Wie Dr. Maria Bachmaier vom Landratsamt in der jüngsten Sitzung mitteilte, habe die Regierung von Schwaben klargestellt, dass der Landkreis die Gemeinden beim Radwegebau rechtlich nicht unterstützen darf. Grundlage ist ein Urteil des Bayerischen Verwaltungsgerichtshofs von 1992 (Eichenauer Urteil). Auch die zunehmende Nutzung von E-Bikes und Pedelecs sowie die rechtliche Verankerung des Klimaschutzes ändern laut Regierung nichts an dieser Zuständigkeitsfrage.
„Wir sind alle enttäuscht“, erklärte Landrat Alex Eder. Er kündigte an, das Thema an das zuständige bayerische Ministerium sowie an die lokalen Abgeordneten weiterzugeben. Ziel sei es, dem Landkreis künftig mehr Eigenverantwortung bei Entscheidungen über Radwege einzuräumen.
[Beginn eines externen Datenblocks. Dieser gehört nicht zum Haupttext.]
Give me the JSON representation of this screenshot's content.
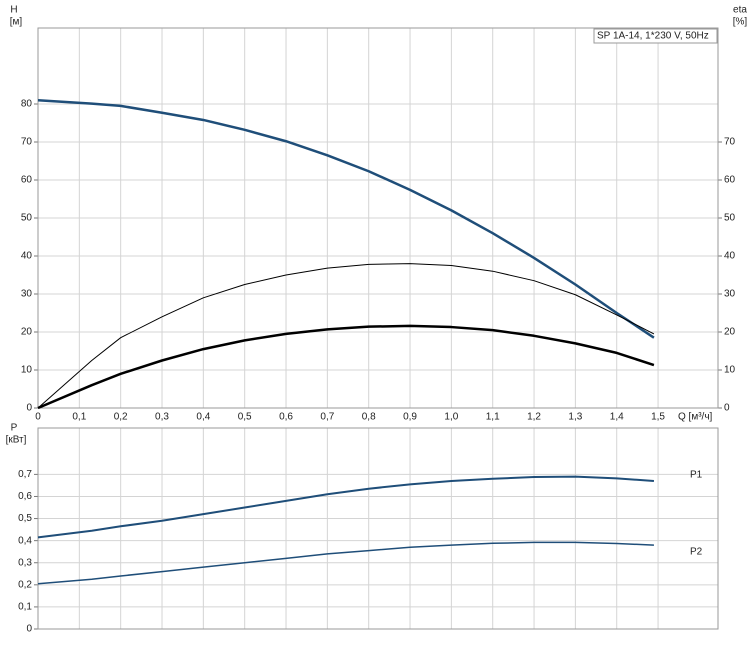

Weitere Beschlüsse des Kreisausschusses
-
Freiwilligenagentur Schaffenslust erhält für die nächsten drei Jahre jährlich 46.500 Euro Förderung – 2.500 Euro mehr als bisher, um die Nachbarschaftshilfe im Landkreis auszubauen.
-
Der Landkreis beteiligt sich mit bis zu 58.824 Euro am Defizit der Geburtshilfeabteilung der Klinik in Immenstadt, um staatliche Fördermittel für den Klinikverbund Allgäu zu sichern.
-
Bei einem möglichen Ausstieg der Regionalbus Augsburg GmbH (RBA) aus dem Verkehrsverbund Mittelschwaben (VVM) will der Landkreis Unterallgäu Anteile im Wert von 8.900 Euro übernehmen. Damit würde der Kreis künftig ein Neuntel am VVM halten.